Taiwanese Mangoes Baby!!!!

I’m thinking that when God sent manna to the Children of Israel, it was really Taiwanese mangoes that He sent.  I would have been very happy hanging out in the wilderness for 40 years if I could have eaten Taiwanese mangoes everyday.

So move over Three C’s (Cheese, Chocolate and Cheesecake) because you have been replaced with my new favorite food of all time.  Taiwanese mangoes are now at the top of the list.  The mangoes we get in the states don’t hold a candle; even the mangoes I ate in Hawaii are sub-par compared to these lovely local mangoes.  The only drawback is that I have to consume them in the privacy of my kitchen because I make such a mess as I’m stuffing them in my gullet that I have to lean over the sink while the juice runs down my face like the blood of a hyena’s recent kill.

But alas, mango season is coming to an end all too soon. Sniff!  And then I’ll be back to eating raw pork and stomach bile dumplings.

4 thoughts on “Asian Manna

  1. I have eaten mangos in Mexico, Indonesia, Ecuador, Colombia, and they were all great, but didn’t match those grown in our own yard in Nicaragua. We had four kinds of mango trees. some were almost as big as footballs. We had one tree which had different varieties grafted in so that it produces mangoes the year around. But the best were the small orange ones, 3″ to 4″ long. .I would collect the ripe ones fallen to the ground evry night after work in a bucket.
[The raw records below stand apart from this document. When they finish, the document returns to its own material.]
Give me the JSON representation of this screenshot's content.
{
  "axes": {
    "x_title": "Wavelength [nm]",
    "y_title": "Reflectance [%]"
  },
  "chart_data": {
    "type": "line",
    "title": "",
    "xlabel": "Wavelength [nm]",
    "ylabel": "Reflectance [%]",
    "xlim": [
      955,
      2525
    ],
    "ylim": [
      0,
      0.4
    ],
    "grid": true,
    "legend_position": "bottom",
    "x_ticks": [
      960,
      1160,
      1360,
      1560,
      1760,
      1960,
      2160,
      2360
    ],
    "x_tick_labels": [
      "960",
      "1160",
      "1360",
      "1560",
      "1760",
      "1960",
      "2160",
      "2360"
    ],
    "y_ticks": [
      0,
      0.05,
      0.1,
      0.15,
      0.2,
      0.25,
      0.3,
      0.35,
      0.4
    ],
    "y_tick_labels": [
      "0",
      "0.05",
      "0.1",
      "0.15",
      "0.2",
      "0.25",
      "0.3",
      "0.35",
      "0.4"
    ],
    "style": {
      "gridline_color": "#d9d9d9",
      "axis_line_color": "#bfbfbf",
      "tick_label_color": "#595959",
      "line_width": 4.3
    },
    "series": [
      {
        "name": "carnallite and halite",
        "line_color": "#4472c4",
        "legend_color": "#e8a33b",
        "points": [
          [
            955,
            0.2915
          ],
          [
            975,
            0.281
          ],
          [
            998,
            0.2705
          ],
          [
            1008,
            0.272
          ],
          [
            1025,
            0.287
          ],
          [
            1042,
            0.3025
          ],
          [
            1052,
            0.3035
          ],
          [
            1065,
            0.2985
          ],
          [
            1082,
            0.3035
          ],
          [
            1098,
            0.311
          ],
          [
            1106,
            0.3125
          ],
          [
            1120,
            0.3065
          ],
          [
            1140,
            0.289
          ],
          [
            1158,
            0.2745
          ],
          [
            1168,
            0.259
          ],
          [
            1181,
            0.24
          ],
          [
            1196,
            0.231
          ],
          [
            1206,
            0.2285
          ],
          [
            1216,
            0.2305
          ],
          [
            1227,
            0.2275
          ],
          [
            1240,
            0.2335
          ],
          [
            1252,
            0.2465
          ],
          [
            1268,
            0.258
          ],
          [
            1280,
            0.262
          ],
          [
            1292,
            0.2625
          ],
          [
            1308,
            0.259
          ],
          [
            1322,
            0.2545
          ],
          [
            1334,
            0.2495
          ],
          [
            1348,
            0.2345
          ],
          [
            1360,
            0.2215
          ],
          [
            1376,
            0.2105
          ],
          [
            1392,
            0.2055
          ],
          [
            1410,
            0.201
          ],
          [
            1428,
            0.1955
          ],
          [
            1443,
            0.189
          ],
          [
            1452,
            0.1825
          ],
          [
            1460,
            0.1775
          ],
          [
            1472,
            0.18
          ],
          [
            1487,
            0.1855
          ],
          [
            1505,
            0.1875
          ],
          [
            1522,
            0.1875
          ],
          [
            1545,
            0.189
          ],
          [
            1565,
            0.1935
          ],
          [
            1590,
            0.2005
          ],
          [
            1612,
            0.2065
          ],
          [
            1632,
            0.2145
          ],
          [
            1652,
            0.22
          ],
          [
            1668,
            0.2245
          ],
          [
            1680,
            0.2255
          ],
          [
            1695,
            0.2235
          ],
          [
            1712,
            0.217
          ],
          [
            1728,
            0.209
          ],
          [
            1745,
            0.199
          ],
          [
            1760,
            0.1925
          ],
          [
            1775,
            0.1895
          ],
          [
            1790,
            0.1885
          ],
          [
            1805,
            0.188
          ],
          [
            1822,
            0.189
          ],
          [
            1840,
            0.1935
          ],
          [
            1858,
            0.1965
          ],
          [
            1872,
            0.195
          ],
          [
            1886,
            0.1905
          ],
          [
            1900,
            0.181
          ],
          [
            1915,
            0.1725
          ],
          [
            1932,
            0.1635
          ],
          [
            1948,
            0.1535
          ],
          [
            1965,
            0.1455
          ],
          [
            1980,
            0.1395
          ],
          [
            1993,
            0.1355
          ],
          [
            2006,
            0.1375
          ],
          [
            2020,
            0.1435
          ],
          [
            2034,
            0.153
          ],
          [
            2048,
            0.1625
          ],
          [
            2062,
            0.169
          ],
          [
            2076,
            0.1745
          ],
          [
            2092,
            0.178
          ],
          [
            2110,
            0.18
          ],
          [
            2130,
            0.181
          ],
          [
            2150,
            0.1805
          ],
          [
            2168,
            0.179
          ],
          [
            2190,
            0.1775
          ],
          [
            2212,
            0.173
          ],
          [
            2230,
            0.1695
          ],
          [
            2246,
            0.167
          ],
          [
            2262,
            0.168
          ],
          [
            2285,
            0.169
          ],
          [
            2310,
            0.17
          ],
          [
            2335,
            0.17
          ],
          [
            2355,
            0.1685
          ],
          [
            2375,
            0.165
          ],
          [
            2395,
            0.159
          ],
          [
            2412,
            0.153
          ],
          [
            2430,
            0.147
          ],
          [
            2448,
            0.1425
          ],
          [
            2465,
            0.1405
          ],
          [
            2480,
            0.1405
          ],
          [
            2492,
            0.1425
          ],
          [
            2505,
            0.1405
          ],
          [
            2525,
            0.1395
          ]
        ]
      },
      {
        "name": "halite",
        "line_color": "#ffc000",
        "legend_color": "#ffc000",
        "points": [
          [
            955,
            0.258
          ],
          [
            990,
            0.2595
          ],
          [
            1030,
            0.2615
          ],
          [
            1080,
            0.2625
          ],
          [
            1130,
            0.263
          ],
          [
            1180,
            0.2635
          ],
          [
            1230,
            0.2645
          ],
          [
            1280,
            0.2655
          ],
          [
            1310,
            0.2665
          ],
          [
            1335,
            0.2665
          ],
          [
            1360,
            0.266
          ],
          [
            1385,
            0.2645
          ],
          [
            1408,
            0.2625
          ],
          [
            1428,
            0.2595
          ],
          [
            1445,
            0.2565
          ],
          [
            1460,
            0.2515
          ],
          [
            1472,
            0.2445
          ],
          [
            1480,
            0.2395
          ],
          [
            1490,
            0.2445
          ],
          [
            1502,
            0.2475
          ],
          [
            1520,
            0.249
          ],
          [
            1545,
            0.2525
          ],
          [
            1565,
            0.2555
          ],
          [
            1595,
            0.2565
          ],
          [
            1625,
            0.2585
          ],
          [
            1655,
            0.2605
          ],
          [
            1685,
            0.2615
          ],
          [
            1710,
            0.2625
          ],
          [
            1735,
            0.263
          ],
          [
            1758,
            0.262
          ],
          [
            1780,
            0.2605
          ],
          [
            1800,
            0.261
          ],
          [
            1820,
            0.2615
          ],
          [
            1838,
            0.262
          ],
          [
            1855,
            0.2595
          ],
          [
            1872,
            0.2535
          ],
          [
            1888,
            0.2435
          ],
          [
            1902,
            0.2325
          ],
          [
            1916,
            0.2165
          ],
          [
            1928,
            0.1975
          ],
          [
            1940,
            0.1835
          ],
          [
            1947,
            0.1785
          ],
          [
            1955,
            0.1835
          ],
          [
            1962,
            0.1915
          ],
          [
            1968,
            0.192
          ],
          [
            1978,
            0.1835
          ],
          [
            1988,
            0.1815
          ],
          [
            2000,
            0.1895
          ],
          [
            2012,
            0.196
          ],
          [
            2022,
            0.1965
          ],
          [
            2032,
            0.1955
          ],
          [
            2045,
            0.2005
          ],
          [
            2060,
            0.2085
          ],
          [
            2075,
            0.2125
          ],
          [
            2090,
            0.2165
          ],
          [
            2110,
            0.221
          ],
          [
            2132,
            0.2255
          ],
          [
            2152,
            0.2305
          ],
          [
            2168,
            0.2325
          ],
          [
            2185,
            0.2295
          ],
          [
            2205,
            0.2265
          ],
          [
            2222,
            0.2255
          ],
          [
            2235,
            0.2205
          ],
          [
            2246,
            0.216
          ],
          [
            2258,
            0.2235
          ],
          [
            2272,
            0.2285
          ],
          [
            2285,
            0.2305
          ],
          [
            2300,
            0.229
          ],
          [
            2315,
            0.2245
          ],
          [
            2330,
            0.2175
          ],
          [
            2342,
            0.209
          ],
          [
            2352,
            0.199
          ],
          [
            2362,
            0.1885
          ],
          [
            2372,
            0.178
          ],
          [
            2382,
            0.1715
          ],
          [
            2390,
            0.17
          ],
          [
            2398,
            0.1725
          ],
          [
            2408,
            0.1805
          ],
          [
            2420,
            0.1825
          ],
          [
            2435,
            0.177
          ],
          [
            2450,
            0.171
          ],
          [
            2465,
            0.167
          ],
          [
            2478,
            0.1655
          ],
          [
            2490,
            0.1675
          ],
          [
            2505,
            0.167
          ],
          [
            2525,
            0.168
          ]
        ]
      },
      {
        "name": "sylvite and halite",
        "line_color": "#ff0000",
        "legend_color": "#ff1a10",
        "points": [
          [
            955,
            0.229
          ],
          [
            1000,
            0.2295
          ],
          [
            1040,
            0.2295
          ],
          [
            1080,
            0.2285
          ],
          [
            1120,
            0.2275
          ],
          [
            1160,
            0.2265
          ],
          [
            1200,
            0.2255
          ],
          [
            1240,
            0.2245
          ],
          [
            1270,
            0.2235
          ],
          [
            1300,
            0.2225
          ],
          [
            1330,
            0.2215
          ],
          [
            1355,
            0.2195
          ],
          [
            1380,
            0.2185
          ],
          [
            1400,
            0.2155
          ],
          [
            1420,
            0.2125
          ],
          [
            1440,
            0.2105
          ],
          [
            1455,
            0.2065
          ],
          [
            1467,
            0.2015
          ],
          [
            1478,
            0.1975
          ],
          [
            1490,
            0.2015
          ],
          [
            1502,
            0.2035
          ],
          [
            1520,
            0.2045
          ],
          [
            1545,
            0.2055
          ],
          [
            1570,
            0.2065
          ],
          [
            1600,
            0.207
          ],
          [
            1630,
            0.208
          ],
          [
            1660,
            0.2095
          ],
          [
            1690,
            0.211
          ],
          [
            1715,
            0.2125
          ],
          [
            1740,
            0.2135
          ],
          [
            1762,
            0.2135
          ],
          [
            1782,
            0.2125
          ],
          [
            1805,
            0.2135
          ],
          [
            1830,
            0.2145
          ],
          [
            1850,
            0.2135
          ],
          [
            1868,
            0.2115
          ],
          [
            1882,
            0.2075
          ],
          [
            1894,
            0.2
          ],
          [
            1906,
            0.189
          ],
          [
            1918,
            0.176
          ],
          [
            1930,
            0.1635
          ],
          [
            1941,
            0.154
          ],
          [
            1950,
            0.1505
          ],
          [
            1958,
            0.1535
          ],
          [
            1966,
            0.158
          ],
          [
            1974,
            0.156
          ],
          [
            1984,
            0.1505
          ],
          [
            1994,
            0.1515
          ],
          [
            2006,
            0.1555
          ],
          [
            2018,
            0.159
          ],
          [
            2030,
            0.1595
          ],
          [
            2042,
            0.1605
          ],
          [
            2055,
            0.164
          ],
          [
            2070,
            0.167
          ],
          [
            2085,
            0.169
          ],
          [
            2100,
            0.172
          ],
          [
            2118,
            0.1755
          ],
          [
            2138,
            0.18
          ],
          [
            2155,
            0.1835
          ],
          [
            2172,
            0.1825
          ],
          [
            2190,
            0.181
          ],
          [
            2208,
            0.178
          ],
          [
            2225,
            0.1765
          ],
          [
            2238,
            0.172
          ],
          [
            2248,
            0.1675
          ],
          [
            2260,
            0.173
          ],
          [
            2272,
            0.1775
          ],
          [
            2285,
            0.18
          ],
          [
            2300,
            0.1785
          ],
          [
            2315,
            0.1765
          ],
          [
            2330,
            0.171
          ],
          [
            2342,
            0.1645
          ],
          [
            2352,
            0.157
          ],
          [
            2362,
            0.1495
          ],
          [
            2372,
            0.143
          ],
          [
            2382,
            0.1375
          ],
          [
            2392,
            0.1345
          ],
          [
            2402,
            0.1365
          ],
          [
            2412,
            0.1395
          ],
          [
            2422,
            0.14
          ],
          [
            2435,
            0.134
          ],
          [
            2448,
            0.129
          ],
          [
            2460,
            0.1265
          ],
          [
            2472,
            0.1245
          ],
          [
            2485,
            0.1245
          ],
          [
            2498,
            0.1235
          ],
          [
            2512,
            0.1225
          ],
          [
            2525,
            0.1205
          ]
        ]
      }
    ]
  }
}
I would peel them and squeeze all the meat possible from them into ice cream buckets (You have adequately described the mess) and freeze them to be enjoyed in the off season. I even hand-carrried two frozen buckets of them on the plane when we were transferred. There is nothing like the taste of a really good mango!!!!!!!!!!
    Enjoy!!! Even learn to enjoy the mess!!!
    bob

  2. I agree that a ripe mango must be enjoyed over the kitchen sink. I always volunteer to peel and slice the mangoes at our house. Maybe 3/4s ends up as slices in the bowl to share with the family, and the rest I just eat right off of the pit with the juice dripping into the sink.